The Core Mindset Shift: It's Not About You
After two decades at Executive Search Partners placing C-suite leaders and landing my own CIO roles, I've seen one truth repeatedly: the interview is not about you. This principle applies powerfully when converting an informational interview into strategic outreach. Most job seekers treat these conversations as chances to talk about themselves. Winners reframe them around solving the hiring manager's urgent business problems, creating natural pathways that bypass ATS filters.
Informational interviews sit in the hidden job market, where roughly 70% of executive opportunities are never posted. By focusing on value first, you turn casual chats into direct connections with decision-makers, eliminating the need to compete against thousands of applicants in online portals.
Preparing for the Informational Interview
Research the company's top three challenges using earnings calls, recent news, and LinkedIn posts. Prepare three PAR stories—Problem-Action-Result—that mirror those issues with quantified proof. For example, instead of saying "I led digital transformations," say: "When my organization faced $2.4M in annual cloud waste, I designed a governance model that cut costs 37% while improving uptime to 99.9%."
Craft your 30-second commercial to lead with their needs, not your background. This positions you as a solution provider from the first minute, building trust that leads to strategic referrals.

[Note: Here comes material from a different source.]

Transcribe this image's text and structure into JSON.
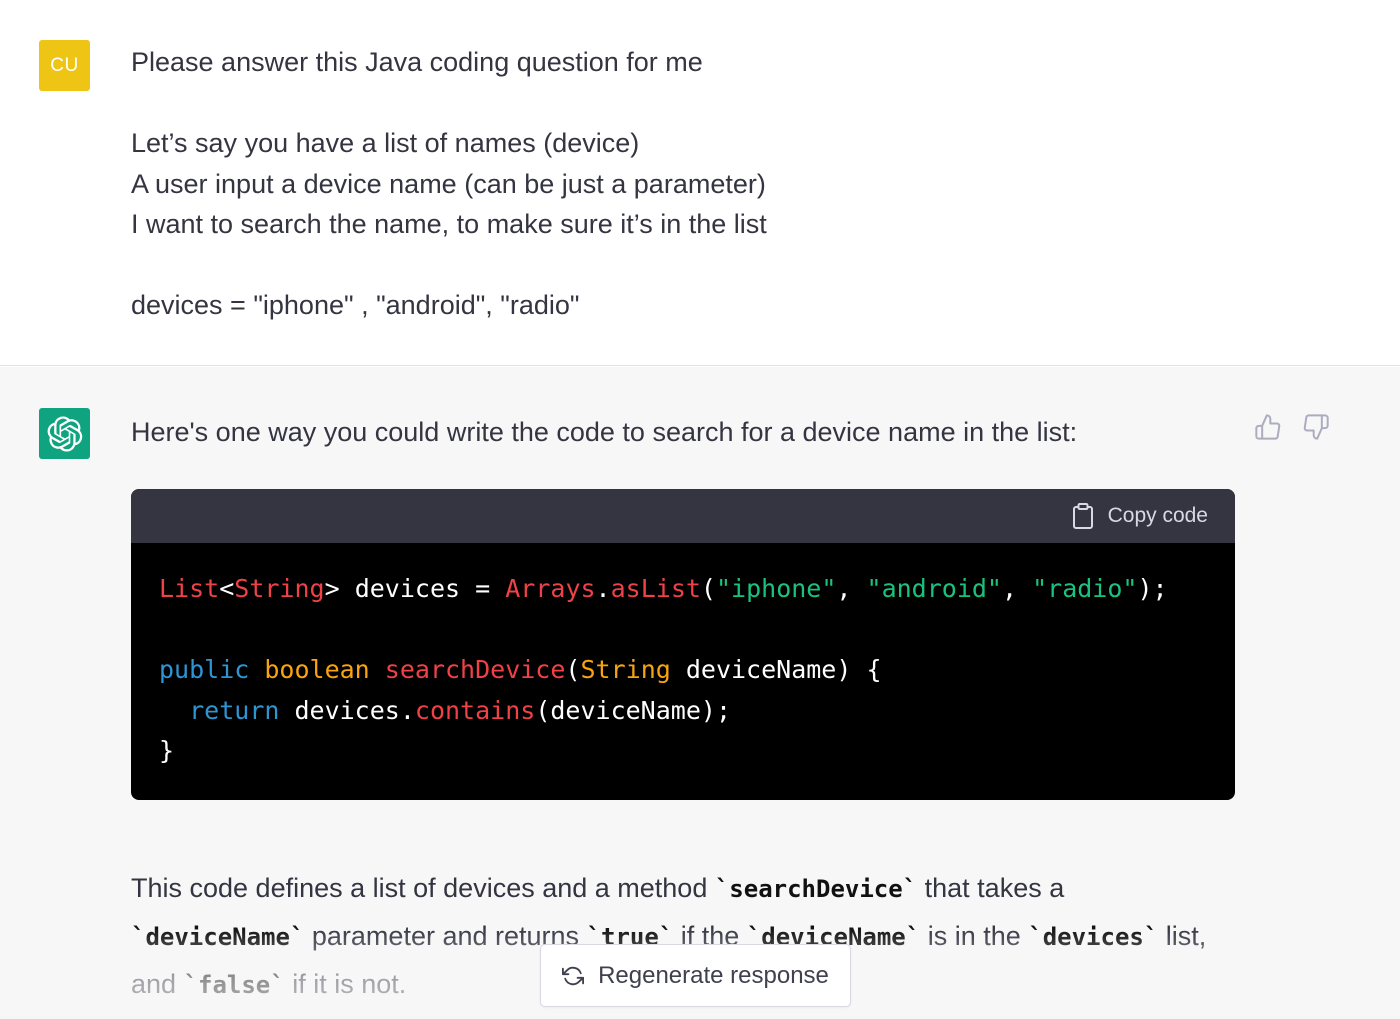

During the Conversation: Uncover and Align
Ask diagnostic questions like "What keeps you up at night regarding technology integration?" Listen for buying signals—phrases indicating urgency. When you hear pain points, deploy a targeted PAR story. Then use a trial close: "Based on what you've shared, would a leader who's delivered these exact results be valuable to explore further?"
If interest appears, request introductions to the actual hiring manager or influential peers. This is your pivot to strategic outreach. Offer to share a one-page value summary (essentially an in-resume cover letter extract) that directly addresses their challenges. This document becomes your ticket past gatekeepers.

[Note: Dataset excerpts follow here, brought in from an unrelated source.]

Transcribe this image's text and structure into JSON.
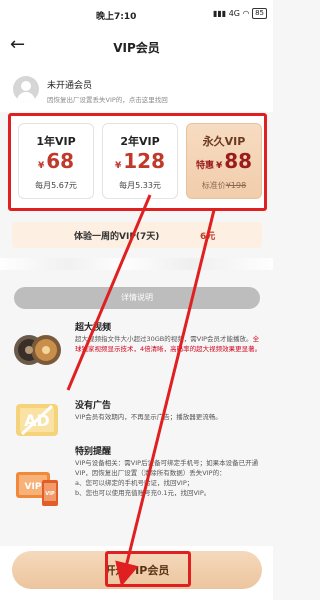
{
  "status_bar": {
    "time": "晚上7:10",
    "network": "4G",
    "battery": "85"
  },
  "nav": {
    "title": "VIP会员"
  },
  "user": {
    "status": "未开通会员",
    "note": "因恢复出厂设置丢失VIP的，点击这里找回"
  },
  "plans": [
    {
      "name": "1年VIP",
      "currency": "¥",
      "price": "68",
      "sub": "每月5.67元"
    },
    {
      "name": "2年VIP",
      "currency": "¥",
      "price": "128",
      "sub": "每月5.33元"
    },
    {
      "name": "永久VIP",
      "tag": "特惠",
      "currency": "¥",
      "price": "88",
      "sub_prefix": "标准价",
      "sub_old": "¥198"
    }
  ],
  "trial": {
    "label": "体验一周的VIP(7天)",
    "price": "6元"
  },
  "detail_button": "详情说明",
  "features": [
    {
      "title": "超大视频",
      "desc_before": "超大视频指文件大小超过30GB的视频，需VIP会员才能播放。",
      "desc_red": "全球独家视频显示技术，4倍清晰，高码率的超大视频效果更显著。",
      "icon": "film-reel-icon"
    },
    {
      "title": "没有广告",
      "desc_before": "VIP会员有效期内，不再显示广告；播放器更流畅。",
      "icon": "ad-block-icon"
    },
    {
      "title": "特别提醒",
      "desc_before": "VIP与设备相关：需VIP后设备可绑定手机号；如果本设备已开通VIP，因恢复出厂设置（清除所有数据）丢失VIP的：",
      "line_a": "a、您可以绑定的手机号验证，找回VIP；",
      "line_b": "b、您也可以使用充值账号充0.1元，找回VIP。",
      "icon": "vip-devices-icon"
    }
  ],
  "open_button": "开通VIP会员",
  "colors": {
    "accent_red": "#e02020",
    "price_red": "#c0392b",
    "gold": "#f1cdab"
  }
}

Following Up to Create Lasting Opportunities
Within 24 hours, send a tailored thank-you email recapping one specific problem you can solve, attaching your value summary. Propose a 15-minute follow-up with the hiring manager. Track everything in a simple CRM—I've seen this system shorten searches by 60% for mid-career leaders aged 45-54 struggling with applications and interviews.
By consistently applying this approach, informational interviews become your primary channel into unadvertised roles. You avoid ATS entirely because you're now inside the organization through trusted relationships. This method has helped dozens of executives land roles with 20-35% better compensation packages by demonstrating immediate relevance rather than hoping a resume survives digital screening.
Remember, every interaction must reinforce that you're there to make the hiring manager's life easier. Internalize this, and your network will open doors that algorithms never see.